Quem disse: «As pessoas normais não sabem que tudo é possível» ?

Anónimo disse...

(Poema de 1970)


PENICHE


Eles julgam-se sós.

E a sua liberdade
já os prendeu a nós.

Ana Cristina Leonardo disse...

lusiada2008, Hannah Arendt?
Manuel, se me permites, ao Jorge de Sena tudo se permite.

Ana Cristina Leonardo disse...

lusiada2008, julgo ter-me enganado. David Rousset?

Luis Eme disse...

é curioso, lembro-me do forte desde pequeno (sou das Caldas...) e sempre o achei enigmático, por estar fechado (apesar do meu avô lá ter estado preso nos anos cinquenta...) e tão perto do mar...

e tem um charme discreto, sim...

Ana Cristina Leonardo disse...

Auswitch tb. tem imenso charme. Principalmente Birkenau, com os seus campos verdes a perder de vista... Por amor de deus!!!

Anónimo disse...

Acho que a frase é do Elie Wiesel.

Luis Eme disse...

deus não tem nada a ver com o assunto.

há várias situações que dão charme ao forte, até a fuga de Cunhal e companhia (o charme dos ratos que enganaram os gatos...).

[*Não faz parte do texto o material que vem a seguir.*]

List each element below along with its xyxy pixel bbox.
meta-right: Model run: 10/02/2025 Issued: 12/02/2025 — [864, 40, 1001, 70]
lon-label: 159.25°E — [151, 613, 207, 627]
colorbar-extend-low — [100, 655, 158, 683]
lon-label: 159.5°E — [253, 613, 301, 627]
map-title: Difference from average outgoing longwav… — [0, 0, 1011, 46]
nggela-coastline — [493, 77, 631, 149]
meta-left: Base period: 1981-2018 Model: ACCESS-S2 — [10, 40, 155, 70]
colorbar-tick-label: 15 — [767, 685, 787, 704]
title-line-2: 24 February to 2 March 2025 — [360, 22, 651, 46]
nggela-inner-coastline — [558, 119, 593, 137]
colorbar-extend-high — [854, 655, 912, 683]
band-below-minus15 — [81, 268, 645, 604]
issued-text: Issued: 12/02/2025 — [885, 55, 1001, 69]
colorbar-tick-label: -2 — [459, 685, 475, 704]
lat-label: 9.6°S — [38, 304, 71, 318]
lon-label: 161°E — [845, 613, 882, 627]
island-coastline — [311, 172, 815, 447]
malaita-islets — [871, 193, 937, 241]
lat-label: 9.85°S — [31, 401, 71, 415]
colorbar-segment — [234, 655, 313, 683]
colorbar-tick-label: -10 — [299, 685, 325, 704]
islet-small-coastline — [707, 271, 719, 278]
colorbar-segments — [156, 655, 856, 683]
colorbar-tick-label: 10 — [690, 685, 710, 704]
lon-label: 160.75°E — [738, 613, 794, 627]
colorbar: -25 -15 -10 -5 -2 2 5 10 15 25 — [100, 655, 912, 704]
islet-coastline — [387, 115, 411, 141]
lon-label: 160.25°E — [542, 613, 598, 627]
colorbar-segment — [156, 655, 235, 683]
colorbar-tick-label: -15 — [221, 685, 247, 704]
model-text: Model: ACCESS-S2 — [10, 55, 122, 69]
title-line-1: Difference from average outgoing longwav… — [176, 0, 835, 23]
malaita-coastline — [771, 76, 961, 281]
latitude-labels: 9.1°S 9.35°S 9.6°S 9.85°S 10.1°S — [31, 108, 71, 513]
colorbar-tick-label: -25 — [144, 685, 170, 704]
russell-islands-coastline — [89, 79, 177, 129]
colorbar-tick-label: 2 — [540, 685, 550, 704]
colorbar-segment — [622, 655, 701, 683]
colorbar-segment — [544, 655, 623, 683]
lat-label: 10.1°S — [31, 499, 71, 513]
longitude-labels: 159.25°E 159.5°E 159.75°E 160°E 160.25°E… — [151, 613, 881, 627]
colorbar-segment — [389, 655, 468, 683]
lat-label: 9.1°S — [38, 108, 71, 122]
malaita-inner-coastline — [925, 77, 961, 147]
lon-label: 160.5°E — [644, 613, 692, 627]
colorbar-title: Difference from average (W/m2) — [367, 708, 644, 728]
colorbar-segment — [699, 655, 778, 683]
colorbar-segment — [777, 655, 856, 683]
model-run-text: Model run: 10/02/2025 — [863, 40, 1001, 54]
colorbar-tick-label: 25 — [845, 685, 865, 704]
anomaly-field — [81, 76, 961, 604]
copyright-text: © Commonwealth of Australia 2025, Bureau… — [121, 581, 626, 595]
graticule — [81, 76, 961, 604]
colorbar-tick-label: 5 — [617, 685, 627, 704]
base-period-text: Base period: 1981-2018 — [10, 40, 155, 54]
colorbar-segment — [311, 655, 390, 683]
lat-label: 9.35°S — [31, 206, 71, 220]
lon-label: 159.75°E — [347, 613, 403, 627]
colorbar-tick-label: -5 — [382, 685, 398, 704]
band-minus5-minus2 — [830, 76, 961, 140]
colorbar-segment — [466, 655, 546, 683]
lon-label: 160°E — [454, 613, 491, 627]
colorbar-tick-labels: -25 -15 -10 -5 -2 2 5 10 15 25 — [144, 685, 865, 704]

Ana Cristina Leonardo disse...

lusíada2008, é do Rousset, vem no Universo Concentracionário.
luís eme, charme é coisa agradável, com encanto, que seduz
Não me parece que se adeque, a não ser que estejamos a falar de uma pousada de charme. Esta seria mais depressa histórica (logo, das mais caras), dado o seu passado.

Anónimo disse...

«Auswitch tb. tem imenso charme.»

Então não? E com aqueles forninhos crematórios tão acolhedores quando nos aquecem do frio...

Anónimo disse...

O presidente da Câmara preocupou-se menos em falar "caro" e a coisa saiu-lhe mais clara: "tem que haver uma compatibilização entre as funções da pousada e a preservação da memória da prisão política e do museu da resistência". A ideia de uma prisão de tortura adaptada a turismo de luxo quadra lindamente com o que o Governo tem vindo a fazer em matéria de Turismo, do Allgarve ao Miño -- e aqui uma palavra de não esquecimento para a tenebrosa legislação epidemiológica em aplicação pela ASAE.
Na linha do turismo temático, em vez de Cleyderman no inevitável foyer megalómano à la Enatur, ou no acesso aos quartos, a nova pousada deverá então "compatibilizar-se" e passar gravações de botas cardadas e gritos de agonia. Aceitam-se sugestões de nomes de pessoas a zurzir com alma, para as gravações ganharem em realismo.

Anónimo disse...

Eu nasci la bem perto, quase ao lado e nao consigo la entrar, a imagem do tempo em que la estavam os presos politicos, e das familias que ali passavam a minha porta aos domingos ficaram para sempre gravadas na minha memoria. Para a nova geracao que nao foram testemunhas dessas passagems espere que possam entao gozar da sua paisagem vista do forte (penso que tenho uma paisagem bonita, nunca la fui dentro como disse atraz)e gostaria que se torna-se algo mais do que um triste emblema que tao mau nome deu a Peniche.